Когда нас познакомили, он тотчас взял меня за руку и подвел к жене Калиновского с такими словами: "Анна Ивановна Кали-новская, первая наша актриса — с огнем баба!" Между тем артисты начали опять прерванную нашим приходом репетицию. Дон Жуана играл Калиновский, а Лепорелло — Угаров. Когда я начал вслушиваться в разговор действующих лиц, то чрезвычайно смутился: я знал Мольерова "Дон Жуана"; но это был не тот, а другой, и точно другой. Этот "Дон Жуан" был переведен с польского г. Петровским, который, как видно, не знал хорошо русского языка; перевод этот был такая галиматья, что я не мог понять, как можно было играть подобную пьесу в университетском городе, как Харьков. К довершению всего Калиновский говорил польским выговором, как, например, чего и т. п. Обо всем этом я не сказал ни слова из скромности. Но я не мог утерпеть, чтоб не спросить Калиновского, как у Них устроена последняя сцена, где являются фурии. Он отвечал мне: "Теперь эта сцена будет не так эффектна, как прежде. Прежде делалась чистая перемена, и декорация представляла ад: фурии выбегали, вылетали, выскакивали из земли и увлекали Дон Жуана. Теперь же этого не будет, потому что декорацию, представлявшую ад, как везли из Кременчуга, смыло дождем, и теперь просто фурия слетит сверху, схватит Дон Жуана и унесет". — "А! — подумал я, — здесь, стало быть, есть и машины", и пошел осматривать сцену; но, к моему удивлению, я ничего не заметил, кроме балок, чистосердечно лежавших поперек сцены. Мне совестно было спросить и обнаружить таким образом свое невежество, тем более что, учившись в народном училище, я ознакомился несколько с механикою, по крайней мере знал силу рычага, пользу блока и действие ворота; но здесь ничего подобного не было видно. С нетерпением жду я конца репетиции, полагая, что будут пробовать полет, — не тут-то было! Репетиция кончилась, и когда я спросил: "Не будут ли пробовать полета?" — то Калиновский отвечал: "Нет! эта машина хорошо устроена, и пробовать нечего". И мне стало стыдно, что я не мог отыскать этой машины.

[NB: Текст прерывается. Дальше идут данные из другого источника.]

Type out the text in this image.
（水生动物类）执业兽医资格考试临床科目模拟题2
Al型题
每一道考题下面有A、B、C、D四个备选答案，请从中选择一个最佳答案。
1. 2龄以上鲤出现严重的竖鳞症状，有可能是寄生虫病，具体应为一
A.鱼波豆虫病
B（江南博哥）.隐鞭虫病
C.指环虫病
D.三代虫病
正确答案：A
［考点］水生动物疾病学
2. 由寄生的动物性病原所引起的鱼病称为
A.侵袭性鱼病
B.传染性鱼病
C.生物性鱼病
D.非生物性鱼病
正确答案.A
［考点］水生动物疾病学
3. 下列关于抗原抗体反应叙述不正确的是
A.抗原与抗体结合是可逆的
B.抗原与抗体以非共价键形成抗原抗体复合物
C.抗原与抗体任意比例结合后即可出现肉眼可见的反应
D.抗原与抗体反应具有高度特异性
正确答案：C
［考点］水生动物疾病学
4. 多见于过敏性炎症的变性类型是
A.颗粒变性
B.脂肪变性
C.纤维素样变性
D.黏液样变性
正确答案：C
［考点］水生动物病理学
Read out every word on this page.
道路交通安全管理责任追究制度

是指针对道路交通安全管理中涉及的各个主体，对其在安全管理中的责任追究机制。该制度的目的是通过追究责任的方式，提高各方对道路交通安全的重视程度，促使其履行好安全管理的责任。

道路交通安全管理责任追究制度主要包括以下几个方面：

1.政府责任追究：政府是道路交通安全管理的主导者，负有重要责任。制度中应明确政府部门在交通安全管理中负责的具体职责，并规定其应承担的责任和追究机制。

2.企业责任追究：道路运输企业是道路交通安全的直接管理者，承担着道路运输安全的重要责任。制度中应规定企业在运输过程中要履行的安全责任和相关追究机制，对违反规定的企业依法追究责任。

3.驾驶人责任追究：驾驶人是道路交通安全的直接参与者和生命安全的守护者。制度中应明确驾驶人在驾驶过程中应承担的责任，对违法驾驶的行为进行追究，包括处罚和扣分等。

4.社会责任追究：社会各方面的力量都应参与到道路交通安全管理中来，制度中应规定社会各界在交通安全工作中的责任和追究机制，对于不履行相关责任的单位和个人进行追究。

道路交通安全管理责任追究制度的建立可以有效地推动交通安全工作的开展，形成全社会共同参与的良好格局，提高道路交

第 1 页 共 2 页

Обедать мы приглашены были к Калиновскому. Не буду рассказывать всех любезностей хозяйки и всех острот Угарова. К концу обеда вошел очень высокий мужчина, в длинном синем сюртуке, подпоясанном кушаком, с волосами в скобку, но с бритою бородой, и сказал, обратясь к Калиновскому: "Пожалуйте, Осип Иванович, денег за машину". Меня так и взволновало. "Что за машина?" — спросил я. "А это Дон Жуана поднимать",- отвечали мне.
Я попросил позволения посмотреть машину. "Принеси",- сказал Калиновский длинному сюртуку, который, как я после узнал, был главным машинистом. Он вышел и скоро возвратился, принеся с собою два толстых ремня немного потоньше тех, которые употребляются для рессор в дрожках. Оба ремня были с железными толстыми пряжками. У одного из них посредине пришит был дратвами железный крючок значительной толщины, а у другого пришито было такой же прочности железное кольцо. Не понял я механизма и спрашиваю: "Что же из этого будет?" Тогда Калиновский берет ремень с крюком, стягивает его на себе пряжкой, которая пришлась назади, крючок же очутился напереди. "А вот что, — говорит он, — этим поясом подпояшется фурия, у нее крючок напереди, а Дон Жуан подпояшется другим поясом, у которого кольцо будет назади. Таким образом, фурия, спустясь сверху, обхватит одною рукой Дон Жуана, а другою наденет кольцо на крючок и унесет его". Да, — подумал я, — стало быть, я не рассмотрел; верно, есть где-нибудь и ворот и блоки, — и еще более убедился в этом, когда машинист сказал: "Пожалуйте, Осип Иванович, еще денег на канат, а то старый сгнил совершенно". При выдаче денег Калиновский прибавил: "Да не забудь выкрасить канат черною краской, чтоб не так было приметно".